Então corri até o elevador e desejei com todas as minhas forças que eu encontrasse Allison no meu apartamento. Potencialmente bêbada, depois de todas as doses que a vi virar, mas bem. Assim que as portas metálicas se abriram vi que ela estava lá, tentando sem êxito nenhum colocar a chave a fechadura, xingando baixinho.
- O que você tá tentando fazer?
- Oh, eeeeeei Tyler! Eu tô... – Ela então se encostou à porta de entrada do meu apartamento. Os seus cabelos que antes estavam presos em um coque alto, agora já estavam totalmente soltos, lhe cobrindo os ombros sardentos. – Tentando abrir a sua porta mas ela é meio que impossível. – Completou depois de alguns segundos em silêncio.
- E o que você ia fazer lá? A festa ainda tá rolando lá em cima. Tá tudo bem? – Perguntei apoiando a lateral do meu corpo no batente da porta. Ally imitou o movimento e se virou para mim.
- Eu lembrei que deixei meu celular lá dentro.
- E pra quem você ia ligar? – Não sei se era culpa da bebida mas ela parecia ainda mais bonita naquela noite. Coisa que eu achava que não seria possível.
- Pra ninguém, eu só... Esquece. – Ally disse balançando a cabeça e indo em direção ao elevador parado naquele andar.
- Ei, volta aqui. – E a puxei pela mão de volta ao lugar onde estávamos antes de passar meus braços pela sua cintura. Eu sabia que ela estava pensando no ex. – Deixa isso pra lá ok? Se quiser a gente pode conversar. – Ela apenas negou de cabeça baixa enquanto brincava com os cordões do agasalho que eu vestia – Quer voltar lá pra cima? – Perguntei levantando seu queixo delicadamente. Eu nunca antes tinha visto seus olhos tão de perto e me perguntei se eles sempre foram lindos daquele jeito.
- Aham. – Allison disse encostando seu rosto em meu peito e largando os braços ao lado do corpo como se estivessem pesados demais. Entramos abraçados no elevador. Meu braço direito envolvendo os ombros dela e seu braço esquerdo fazendo carinho nas minhas costas. Quando estávamos quase chegando ao terraço, com a cabeça ainda apoiada no meu peito ela disse: - Feliz aniversário grandão.
Agradeci com um beijo no topo de sua cabeça enquanto a apertava o mais junto de mim que conseguia. Não era difícil dizer que aquele estava sendo meu melhor aniversário até o momento, e não, não era coisa da bebida. Era coisa de Allison.

Assim que as portas se abriram, encontramos Ashton e Charlie ainda se engolindo, mas se largaram assim que nos viram. “Arrumem um quarto”, Ally disse ao passar por eles no seu caminho até a mesa de bebidas. “É isso que vamos fazer O’Callaghan.” Meu amigo disse em resposta , mesmo que ela não o fosse escutar com a música alta.
- Cara, posso falar com você? – Perguntei segurando seu braço. Notando que era um assunto pessoal, Charlie pediu licença e disse que ia se despedir de Allison enquanto isso.

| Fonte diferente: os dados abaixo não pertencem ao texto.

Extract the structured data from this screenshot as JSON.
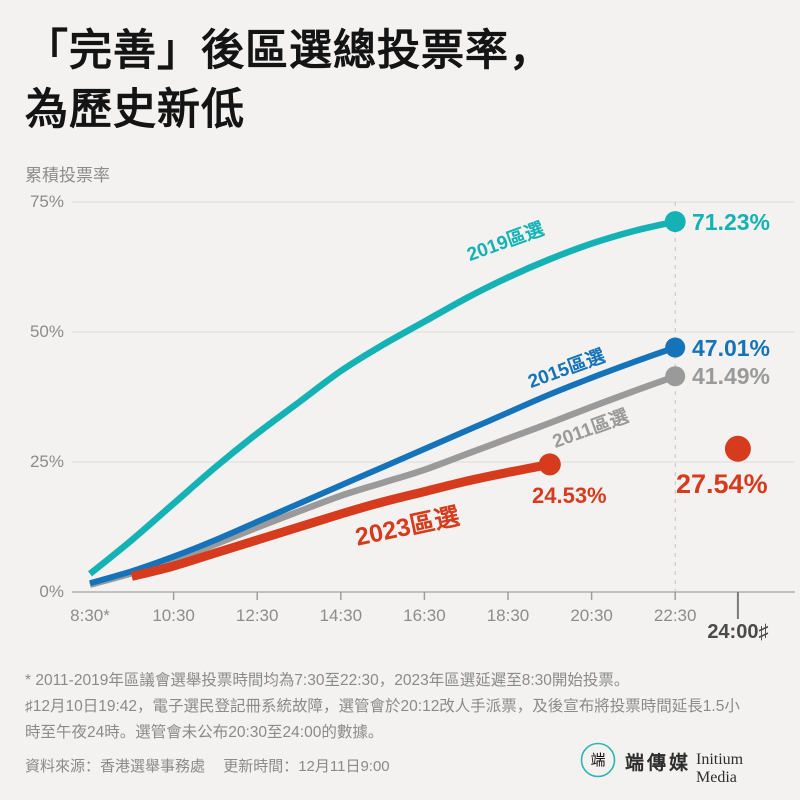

- Manda bala Hawkins. – Disse cruzando os braços junto ao corpo. Me segurei muito pra não rir na cara dele, era difícil levar a sério um cara vestindo calça verde grudada no corpo.
- Eu quero ficar com a Allison.
- Você o que? – A expressão de espanto na cara dele era impagável e eu novamente me segurei muito pra não rir, por mais que o assunto fosse sério. Tudo é muito mais engraçado quando você está bêbado – Tem certeza de que não é só o álcool falando?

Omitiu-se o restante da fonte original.